- Title card
- Directed by: Ben Hardaway Emery Hawkins
- Story by: Milt Schaffer
- Produced by: Walter Lantz
- Starring: June Foray Dorothy Lloyd (both unc.)
- Music by: Darrell Calker
- Animation by: Lester Kline
- Production company: Walter Lantz Productions
- Distributed by: Universal Pictures
- Release date: March 22, 1943;
- Running time: 7 minutes
- Language: English

= The Egg Cracker Suite =

The Egg Cracker Suite is a 1943 Easter-themed animated short produced by Walter Lantz, co-directed by Ben Hardaway and Emery Hawkins (also a character designer) and animated by Les Kline (solely credited as Lester Kline), Laverne Harding and Paul J. Smith (both uncredited) that features a redesigned Oswald the Lucky Rabbit. This is the last animated short to feature Oswald until Get a Horse! in 2013.

== Plot ==
Oswald leads a line of rabbits, anchored by a small brown bunny, into Bunnyville, where they are to ready Easter baskets for the holiday. He enters one tree, which is a hen house dubbed "Egg Plant No. 1", and conducts them in a symphony to get them to lay eggs. Outside, each rabbit in the line gets an egg. Oswald finishes the symphony getting the lone ostrich to lay her huge egg, which as luck would have it, the small brown bunny winds up with.

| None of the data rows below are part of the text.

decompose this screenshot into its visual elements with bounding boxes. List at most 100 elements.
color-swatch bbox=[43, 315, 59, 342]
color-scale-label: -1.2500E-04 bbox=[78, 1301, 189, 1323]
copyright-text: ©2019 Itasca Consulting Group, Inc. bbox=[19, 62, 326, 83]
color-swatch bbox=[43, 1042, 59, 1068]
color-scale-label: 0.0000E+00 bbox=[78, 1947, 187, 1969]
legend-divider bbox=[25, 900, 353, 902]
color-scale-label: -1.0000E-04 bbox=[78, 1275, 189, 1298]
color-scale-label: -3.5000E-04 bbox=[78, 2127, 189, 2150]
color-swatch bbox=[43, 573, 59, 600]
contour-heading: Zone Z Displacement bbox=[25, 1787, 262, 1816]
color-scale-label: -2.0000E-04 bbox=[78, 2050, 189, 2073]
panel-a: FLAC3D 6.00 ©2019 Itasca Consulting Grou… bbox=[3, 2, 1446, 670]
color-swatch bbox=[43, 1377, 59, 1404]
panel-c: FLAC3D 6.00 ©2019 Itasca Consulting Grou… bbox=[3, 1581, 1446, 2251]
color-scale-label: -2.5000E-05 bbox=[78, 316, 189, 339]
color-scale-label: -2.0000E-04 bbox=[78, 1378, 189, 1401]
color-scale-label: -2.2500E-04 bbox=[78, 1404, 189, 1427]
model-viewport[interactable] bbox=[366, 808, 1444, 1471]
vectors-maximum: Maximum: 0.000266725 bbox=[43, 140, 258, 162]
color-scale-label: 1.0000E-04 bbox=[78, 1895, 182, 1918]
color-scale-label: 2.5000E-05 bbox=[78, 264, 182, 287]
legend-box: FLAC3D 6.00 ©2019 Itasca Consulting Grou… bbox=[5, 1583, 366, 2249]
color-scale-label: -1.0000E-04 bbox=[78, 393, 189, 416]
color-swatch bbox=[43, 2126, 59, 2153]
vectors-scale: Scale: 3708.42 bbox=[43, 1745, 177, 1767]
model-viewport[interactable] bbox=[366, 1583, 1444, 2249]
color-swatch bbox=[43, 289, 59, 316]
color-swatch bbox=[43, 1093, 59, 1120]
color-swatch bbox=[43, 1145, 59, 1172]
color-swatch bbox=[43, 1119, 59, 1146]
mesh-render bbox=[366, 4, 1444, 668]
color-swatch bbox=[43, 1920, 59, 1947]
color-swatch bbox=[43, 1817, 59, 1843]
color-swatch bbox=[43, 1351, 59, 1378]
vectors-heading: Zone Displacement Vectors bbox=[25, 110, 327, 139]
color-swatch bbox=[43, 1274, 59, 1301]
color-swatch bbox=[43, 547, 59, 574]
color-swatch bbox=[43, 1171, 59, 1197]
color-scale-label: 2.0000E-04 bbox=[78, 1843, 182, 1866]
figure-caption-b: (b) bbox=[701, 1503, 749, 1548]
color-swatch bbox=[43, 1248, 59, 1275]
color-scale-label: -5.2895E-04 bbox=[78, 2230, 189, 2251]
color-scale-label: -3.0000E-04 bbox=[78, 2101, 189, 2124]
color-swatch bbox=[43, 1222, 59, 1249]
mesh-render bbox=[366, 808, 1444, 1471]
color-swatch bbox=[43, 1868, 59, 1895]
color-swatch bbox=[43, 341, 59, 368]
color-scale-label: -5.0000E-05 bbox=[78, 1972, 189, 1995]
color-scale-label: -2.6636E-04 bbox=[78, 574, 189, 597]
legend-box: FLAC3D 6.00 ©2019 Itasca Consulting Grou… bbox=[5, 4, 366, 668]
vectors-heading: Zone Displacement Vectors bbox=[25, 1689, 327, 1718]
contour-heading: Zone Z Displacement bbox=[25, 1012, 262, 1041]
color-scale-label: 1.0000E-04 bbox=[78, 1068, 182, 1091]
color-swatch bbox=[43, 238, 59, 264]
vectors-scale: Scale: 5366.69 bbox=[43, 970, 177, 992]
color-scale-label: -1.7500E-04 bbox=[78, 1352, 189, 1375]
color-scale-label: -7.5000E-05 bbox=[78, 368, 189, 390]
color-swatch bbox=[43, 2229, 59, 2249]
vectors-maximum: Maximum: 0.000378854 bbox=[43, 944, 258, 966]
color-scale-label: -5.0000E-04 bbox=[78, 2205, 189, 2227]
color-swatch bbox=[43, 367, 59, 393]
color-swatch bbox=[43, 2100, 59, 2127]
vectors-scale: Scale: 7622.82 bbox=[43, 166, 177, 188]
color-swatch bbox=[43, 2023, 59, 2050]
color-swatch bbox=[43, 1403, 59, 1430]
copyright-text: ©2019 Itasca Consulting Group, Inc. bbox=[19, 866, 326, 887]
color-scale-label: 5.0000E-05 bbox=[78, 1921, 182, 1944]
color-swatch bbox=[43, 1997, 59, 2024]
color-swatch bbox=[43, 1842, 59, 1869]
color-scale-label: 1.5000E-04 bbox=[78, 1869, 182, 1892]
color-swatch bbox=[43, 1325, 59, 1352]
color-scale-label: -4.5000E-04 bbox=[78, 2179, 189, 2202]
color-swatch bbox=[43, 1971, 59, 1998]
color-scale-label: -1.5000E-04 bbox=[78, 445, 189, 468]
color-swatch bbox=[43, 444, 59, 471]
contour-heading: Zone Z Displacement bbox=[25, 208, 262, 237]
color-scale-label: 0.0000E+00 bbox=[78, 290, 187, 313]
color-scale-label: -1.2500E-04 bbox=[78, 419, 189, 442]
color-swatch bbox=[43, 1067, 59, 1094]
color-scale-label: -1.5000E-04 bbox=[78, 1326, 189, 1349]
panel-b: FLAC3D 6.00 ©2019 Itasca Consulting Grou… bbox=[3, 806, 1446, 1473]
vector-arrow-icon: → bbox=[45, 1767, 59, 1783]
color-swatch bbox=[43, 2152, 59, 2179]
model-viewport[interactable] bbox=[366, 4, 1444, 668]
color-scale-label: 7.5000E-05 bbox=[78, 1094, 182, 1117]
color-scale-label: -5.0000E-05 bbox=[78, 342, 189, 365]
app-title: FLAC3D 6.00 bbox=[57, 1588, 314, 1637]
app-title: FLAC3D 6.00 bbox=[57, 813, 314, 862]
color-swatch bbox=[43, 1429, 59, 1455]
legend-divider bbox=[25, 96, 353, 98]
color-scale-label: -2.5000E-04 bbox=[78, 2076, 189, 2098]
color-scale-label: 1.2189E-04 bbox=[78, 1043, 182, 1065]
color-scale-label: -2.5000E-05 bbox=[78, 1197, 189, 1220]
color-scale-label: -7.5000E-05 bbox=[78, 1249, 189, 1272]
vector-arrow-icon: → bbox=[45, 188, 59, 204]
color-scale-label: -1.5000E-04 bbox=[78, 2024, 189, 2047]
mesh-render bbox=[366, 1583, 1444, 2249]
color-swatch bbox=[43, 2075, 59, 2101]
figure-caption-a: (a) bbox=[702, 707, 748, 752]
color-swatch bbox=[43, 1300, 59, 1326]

The rest of the cartoon involves the creation of the Easter baskets. One rabbit hard boils the eggs, finds one spoiled, and rings for it to be taken away by the health department truck. The next scene shows rabbits making egg dye with plant and flower leaves. In the next scene, one rabbit is painting designs on eggs, but one egg hatches as he is painting it. He paints the chick instead, which causes the chick to yell in a fast chipmunk voice and paint the rabbit's face in retaliation.

The subsequent scene revisits the small brown bunny with the ostrich egg. Cheerfully pushing it toward a large vat of egg dye, the bunny struggles to push it up and over the plank. He tries running back to get more momentum, but when the egg falls into the vat, the plank collapses and the bunny crashes into the vat's side.

Next, rabbits are carrying baskets on wheelbarrows to first be filled with grass, then one egg surrounded by candy eggs, then each topped with a blue bow. They then take them to Bunnyville Airport where they are loaded into planes resembling B-18 bombers. As they ready for takeoff, the small brown bunny is shown running with the ostrich egg towards a plane, but the egg hatches before he can get there and the newborn ostrich that came out picks him up and throws him into a plane.

The planes take off one by one and are seen flying in formation when they open their bomb bay doors and drop the baskets all over the country. The bows open up like parachutes to slow their fall. The final scene is an apparently empty basket falling, but the brown bunny pops up and looks down initially horrified, but then his bow opens up and he relaxes then he waves to all of the viewers as the cartoon ends.